Ensemble ils connaissent le succès en achetant une plage et un hôtel sur la Riviera dont la fréquentation se démocratise, alors qu’ils font partie des premiers à voir dans le sud de la France une destination rêvée pour l’été, à contre-courant des pratiques  de la  bourgeoisie du début du XXe siècle.

La première partie du roman est consacrée à l’endroit du décor -soleil, plage, compatriotes américains en villégiature, loisirs, insouciance- vu à travers les yeux de Rosemary, jeune actrice américaine en vogue. Celle-ci projette sa naïveté et sa jeunesse sur le premier livre qui nous ouvre les portes d’un monde rêvé peuplé d’individus extraordinaires. Entre les fêtes, les sorties, les longues siestes à la plage, le début du roman est lumineux à l’extrême, presque éblouissant.

L’exploration de l’envers du décor ne commence qu’au livre deux. Vaste retour en arrière ou le narrateur retrace la genèse du couple mythique que forment Dick et sa femme, dans des décors et des circonstances bien moins glorieuses. Le chemin narratif qui doit nous mener jusqu’au moment où débute le roman s’annonce long et c’est par une pirouette de style géniale que l’auteur s’extirpe de cette démarche fastidieuse. C’est à travers la vision de Nicole, atteinte d’une maladie mentale aux rechutes fréquentes, qu’il s’affranchit du reste de l’histoire (le mariage, les enfants) par des paragraphes courts, sans cohérence apparente.

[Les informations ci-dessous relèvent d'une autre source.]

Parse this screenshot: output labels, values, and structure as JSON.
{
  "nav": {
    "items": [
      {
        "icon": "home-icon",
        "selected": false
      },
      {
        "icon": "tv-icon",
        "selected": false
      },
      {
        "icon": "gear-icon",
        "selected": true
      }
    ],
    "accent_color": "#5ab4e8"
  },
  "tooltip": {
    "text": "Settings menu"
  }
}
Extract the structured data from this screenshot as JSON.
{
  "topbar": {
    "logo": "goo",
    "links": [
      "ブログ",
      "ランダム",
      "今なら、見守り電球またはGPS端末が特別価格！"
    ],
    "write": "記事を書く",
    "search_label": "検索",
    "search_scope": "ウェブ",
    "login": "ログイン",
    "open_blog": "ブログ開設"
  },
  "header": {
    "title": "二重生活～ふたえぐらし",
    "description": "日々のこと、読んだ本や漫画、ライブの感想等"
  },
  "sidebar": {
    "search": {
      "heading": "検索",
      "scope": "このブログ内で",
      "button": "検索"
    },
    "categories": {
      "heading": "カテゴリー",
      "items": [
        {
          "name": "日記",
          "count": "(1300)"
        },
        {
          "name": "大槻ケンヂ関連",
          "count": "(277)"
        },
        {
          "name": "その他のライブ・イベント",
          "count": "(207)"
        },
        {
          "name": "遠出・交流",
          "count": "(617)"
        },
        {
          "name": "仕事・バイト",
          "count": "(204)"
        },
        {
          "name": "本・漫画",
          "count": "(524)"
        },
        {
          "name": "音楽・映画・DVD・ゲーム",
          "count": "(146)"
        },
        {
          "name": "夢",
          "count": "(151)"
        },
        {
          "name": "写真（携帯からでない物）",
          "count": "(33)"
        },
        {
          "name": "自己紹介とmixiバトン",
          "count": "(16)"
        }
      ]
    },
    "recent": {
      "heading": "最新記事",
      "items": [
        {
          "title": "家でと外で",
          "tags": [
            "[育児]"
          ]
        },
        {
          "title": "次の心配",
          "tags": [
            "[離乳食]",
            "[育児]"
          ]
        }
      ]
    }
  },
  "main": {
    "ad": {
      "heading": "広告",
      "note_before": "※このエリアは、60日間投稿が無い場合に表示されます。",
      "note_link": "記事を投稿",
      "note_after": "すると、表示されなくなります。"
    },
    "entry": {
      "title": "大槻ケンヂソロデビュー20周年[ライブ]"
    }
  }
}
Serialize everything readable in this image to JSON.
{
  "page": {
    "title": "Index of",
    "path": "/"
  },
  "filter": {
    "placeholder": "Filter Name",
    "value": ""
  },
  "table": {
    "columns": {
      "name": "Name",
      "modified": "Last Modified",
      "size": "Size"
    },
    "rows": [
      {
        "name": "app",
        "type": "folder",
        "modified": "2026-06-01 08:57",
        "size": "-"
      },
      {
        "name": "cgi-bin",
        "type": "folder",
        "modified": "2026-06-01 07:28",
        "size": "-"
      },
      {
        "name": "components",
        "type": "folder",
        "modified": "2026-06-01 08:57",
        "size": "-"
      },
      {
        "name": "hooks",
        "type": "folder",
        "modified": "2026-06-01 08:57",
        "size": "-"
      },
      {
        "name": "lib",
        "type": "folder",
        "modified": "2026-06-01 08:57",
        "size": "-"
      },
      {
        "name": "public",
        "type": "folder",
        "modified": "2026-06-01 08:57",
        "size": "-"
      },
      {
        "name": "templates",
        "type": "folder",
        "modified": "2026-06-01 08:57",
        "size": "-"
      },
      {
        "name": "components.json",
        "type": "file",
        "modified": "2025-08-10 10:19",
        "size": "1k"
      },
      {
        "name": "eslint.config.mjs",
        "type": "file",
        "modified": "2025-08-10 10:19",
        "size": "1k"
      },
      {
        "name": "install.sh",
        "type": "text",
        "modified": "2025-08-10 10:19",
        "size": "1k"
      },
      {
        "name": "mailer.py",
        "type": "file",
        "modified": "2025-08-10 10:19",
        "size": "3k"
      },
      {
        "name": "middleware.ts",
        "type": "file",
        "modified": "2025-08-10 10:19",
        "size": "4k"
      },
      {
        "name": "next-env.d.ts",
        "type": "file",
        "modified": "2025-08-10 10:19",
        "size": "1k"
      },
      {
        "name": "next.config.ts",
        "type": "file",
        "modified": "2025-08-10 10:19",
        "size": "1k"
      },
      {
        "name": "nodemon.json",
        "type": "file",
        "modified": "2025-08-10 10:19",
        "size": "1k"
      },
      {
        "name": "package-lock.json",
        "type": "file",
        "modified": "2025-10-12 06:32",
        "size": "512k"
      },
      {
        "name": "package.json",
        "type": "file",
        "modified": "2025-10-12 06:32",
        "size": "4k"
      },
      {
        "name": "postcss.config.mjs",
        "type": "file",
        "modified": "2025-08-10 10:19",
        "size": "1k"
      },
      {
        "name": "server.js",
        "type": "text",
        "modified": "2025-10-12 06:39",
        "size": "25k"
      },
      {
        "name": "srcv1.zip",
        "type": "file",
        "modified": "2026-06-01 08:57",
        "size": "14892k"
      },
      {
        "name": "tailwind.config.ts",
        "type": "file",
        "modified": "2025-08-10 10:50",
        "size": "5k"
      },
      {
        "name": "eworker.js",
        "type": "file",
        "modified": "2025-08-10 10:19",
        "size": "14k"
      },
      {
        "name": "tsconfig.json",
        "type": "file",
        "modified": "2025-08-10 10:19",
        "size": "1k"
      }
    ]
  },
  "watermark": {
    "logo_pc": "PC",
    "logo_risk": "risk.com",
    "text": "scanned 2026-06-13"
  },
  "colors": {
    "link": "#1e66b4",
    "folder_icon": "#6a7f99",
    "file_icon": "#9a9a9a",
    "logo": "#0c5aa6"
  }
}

Le lecteur regarde à travers le brouillard de la pensée de Nicole, mise malgré elle à l’écart du monde.

S’ensuit pour eux deux une longue et lente déchéance qui doit achever d’éparpiller leurs rêves et de laisser mourir la passion dans la plus pure expression de ce qu’a été la lost generation : une génération en quête d’aventures, d’amour, de fêtes et d’ivresse qui n’a trouvé que l’ennui et la tristesse.

J’ai trouvé ce roman d’une tristesse infinie dans ce qu’il nous dit sur le caractère éphémère des choses et des êtres qui comptent pourtant le plus. J’ai trouvé désolante cette lente évolution inéluctable qui nous change années après années et nous conduit aux antipodes de ce que nous croyions devoir vivre. Le tout baigne dans une sorte de désenchantement mélancolique et las que rien ne parvient à dissimuler, pas même le faste doré dans lequel les personnages vivent.